Many proteins, particularly those in fibrous extracellular and intracellular structures participate in load bearing and mechanotransduction – the process of converting mechanical signals into biochemical action, in the body. Studies have shown that cell and tissue mechanics strongly influence cell behaviors, and recent work has highlighted the role of fibrous nature of these networks in mechanotransduction. What if the proteins that compose the extracellular matrix or the intracellular cytoskeleton are themselves mechanotransducers? In this talk, I will present our work over the last years using in situ advanced microscopy to quantify protein structure in fibrous protein biomaterials in situ under different mechanical loads. We use label-fee molecular microscopy and Förster resonance energy transfer microscopy to measure protein structure in fibrin ECM and vimentin networks. Our results on fibrin show that fibrin hydrogels develop previously undetected microscale spatial-structural heterogeneity in response to tension that is not present in the unloaded state. Combining this methodology with isotopic exchange, we demonstrate the ability to measure secondary structure of vimentin intermediate filaments in cells. Ultimately, we aim to understand how molecular changes in protein secondary structure of load-bearing structures controls physiological function.

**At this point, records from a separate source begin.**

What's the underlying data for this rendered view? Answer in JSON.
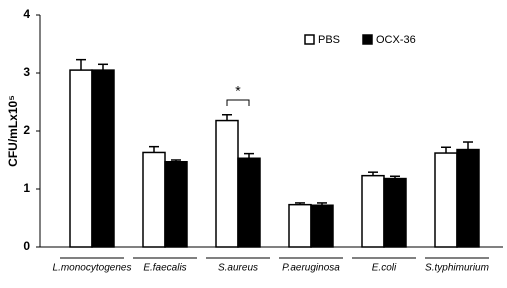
{
  "chart_data": {
    "type": "bar",
    "y_label": "CFU/mLx10⁵",
    "categories": [
      "L.monocytogenes",
      "E.faecalis",
      "S.aureus",
      "P.aeruginosa",
      "E.coli",
      "S.typhimurium"
    ],
    "series": [
      {
        "name": "PBS",
        "color": "#ffffff",
        "values": [
          3.05,
          1.63,
          2.18,
          0.73,
          1.23,
          1.62
        ],
        "errors": [
          0.18,
          0.1,
          0.1,
          0.03,
          0.06,
          0.1
        ]
      },
      {
        "name": "OCX-36",
        "color": "#000000",
        "values": [
          3.05,
          1.47,
          1.53,
          0.72,
          1.18,
          1.68
        ],
        "errors": [
          0.1,
          0.03,
          0.08,
          0.04,
          0.04,
          0.13
        ]
      }
    ],
    "annotation": "*",
    "ylim": [
      0,
      4
    ],
    "yticks": [
      0,
      1,
      2,
      3,
      4
    ],
    "grid": false
  }
}
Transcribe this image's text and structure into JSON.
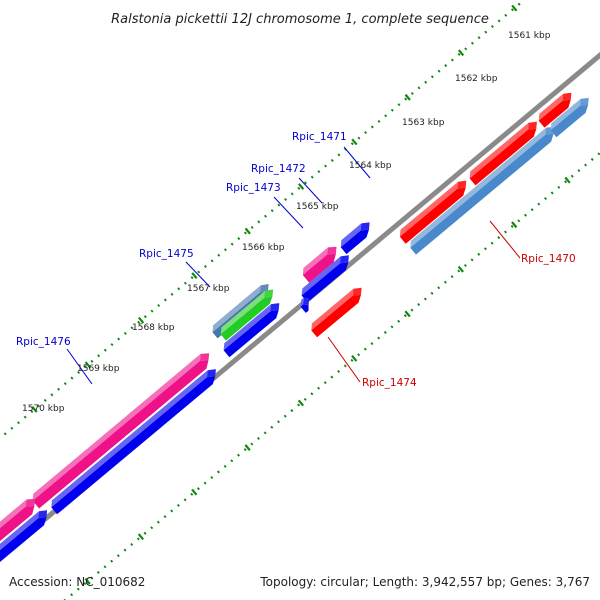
{
  "map": {
    "title": "Ralstonia pickettii 12J chromosome 1, complete sequence",
    "accession_text": "Accession: NC_010682",
    "summary_text": "Topology: circular; Length: 3,942,557 bp; Genes: 3,767"
  },
  "colors": {
    "backbone": "#8a8a8a",
    "tick_dots": "#118811",
    "label_blue": "#0000cc",
    "label_red": "#cc0000",
    "gene_red": "#ff0000",
    "gene_blue": "#0000ee",
    "gene_pink": "#ee1188",
    "gene_steel": "#4a88cc",
    "gene_green": "#22cc22",
    "gene_slate": "#4477aa"
  },
  "scale": {
    "unit": "kbp",
    "tick_labels": [
      "1561 kbp",
      "1562 kbp",
      "1563 kbp",
      "1564 kbp",
      "1565 kbp",
      "1566 kbp",
      "1567 kbp",
      "1568 kbp",
      "1569 kbp",
      "1570 kbp"
    ]
  },
  "gene_labels": [
    {
      "name": "Rpic_1470",
      "color": "red"
    },
    {
      "name": "Rpic_1471",
      "color": "blue"
    },
    {
      "name": "Rpic_1472",
      "color": "blue"
    },
    {
      "name": "Rpic_1473",
      "color": "blue"
    },
    {
      "name": "Rpic_1474",
      "color": "red"
    },
    {
      "name": "Rpic_1475",
      "color": "blue"
    },
    {
      "name": "Rpic_1476",
      "color": "blue"
    }
  ]
}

Sapun Parekh is an Assistant Professor of Biomedical Engineering at UT Austin. At UT, his group focuses on molecular microscopy, and his research interests include applications and development of nonlinear microscopy, chemical imaging of neurodegeneration and cancer, and molecular biophysics.
Sapun completed his BS in Electrical Engineering from the University of Texas at Austin in 2002 and his PhD in Bioengineering from the University of California at Berkeley/San Francisco in 2008. His PhD thesis focused on force generation and mechanics of semi-flexible actin networks that are ubiquitous in biology via atomic force microscopy (AFMs) using home-built AFMs that had improved long-term stability. After his PhD, he was a National Research Council postdoctoral fellow in the Biomaterials Group at the National Institute for Standards and Technology where he worked on mechanobiology of stem cell differentiation and development of label-free imaging techniques. Following his postdoc, he worked as a Science Policy Fellow in the National Science Foundation in Washington, DC and as a visiting scientist at the National Institutes of Health on super resolution imaging. He then joined the Max Planck Institute for Polymer Research as a founding member of the Department of Molecular Spectroscopy in February 2012. As of January 2019, he is an assistant professor in the Department of Biomedical Engineering at UT Austin UT and an adjunct group leader at the Max Planck Institute.